On the last day of fighting before capitulation to Japan,  Oswald was shell shocked and admitted to 2/9th Field Ambulance on 15 Feb 1942.   Admitted to 2/13th Australian General Hospital on 16th and discharged to unit on 21st Feb.
From Singapore, ‘Horse’ or ‘Harry’ as he was known, was selected in 1943 to work on Burma-Thai railway with ‘D’ Force Thailand V Battalion.   ‘V’ Battalion had the highest death rate of ‘D’ Force, 50% of the men did not return from  Thailand due to starvation, tropical illnesses, working very long like slaves in tough conditions without shoes and clothing, under spiteful and bullying guards who saw these weakened men as targets for their sadism and their appalling living  conditions in muddied camps in rainy conditions.
Henry Christopher Oswald was evacuated sick from Kuii Camp, Burma -Thai Railway and died of dysentery at Kanchanaburi Base Hospital on 7 November 1943 aged 21 years.
Oswald recorded his NOK as his married sister Elizabeth Luff, 94 Onslow Road, Shenton Park.  In 1953 his medals were posted to Elizabeth Luff at 24 Gill Street, Mosman Park.  We believe Elizabeth may have died 1 October 1964 aged 47 years at North Innaloo.  We have been unable to identify Elizabeth’s husband’s name, nor the names of his parents.

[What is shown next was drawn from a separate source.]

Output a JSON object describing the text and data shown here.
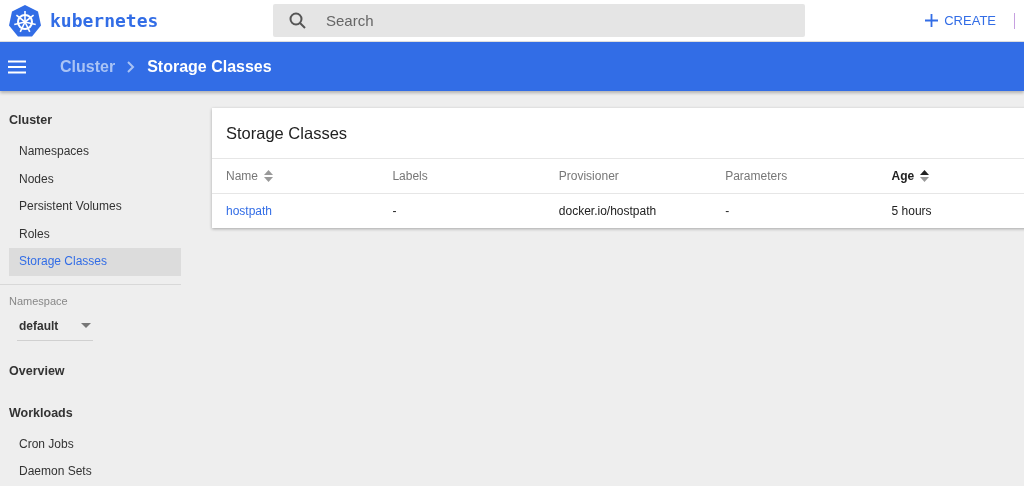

Some of the barbaric cruelty V Battalion endured:

WX8425       Leadbitter, Edward Johnathan died 10/10/1943 cholera, aged 24 years (prior to his death, Ted Leadbitter was severely kicked and beaten unconscious by ‘Black Cat’, Brutal Japanese engineer.) Photo below.

William  Andrew Dwyer WX10390, D Force Thailand V Battalion
Dwyer William A
had been in a weak and delirious state thought to be brought on by cerebral malaria. He had been placed in a cholera camp. A sadistic Japanese Engineer Corporal known as ‘Black Cat’ took great delight in beating Bill Dwyer unconscious.   ‘Black Cat’ then pushed bamboo sticks into Bill’s ears and eyes! Another POW witness said Bill stood up magnificently to what was an unprovoked barbaric attack on a seriously ill man. Bill Dwyer died on the night of 22 August 1943. Lieutenant ‘Scotty’ Howell, 2/3rd Reserve Motor Transport Company witnessed this insane and sickening act – it is thought Bill Dwyer was with ‘W’ Party when attacked with such depravity. Tom Gough was also on this party.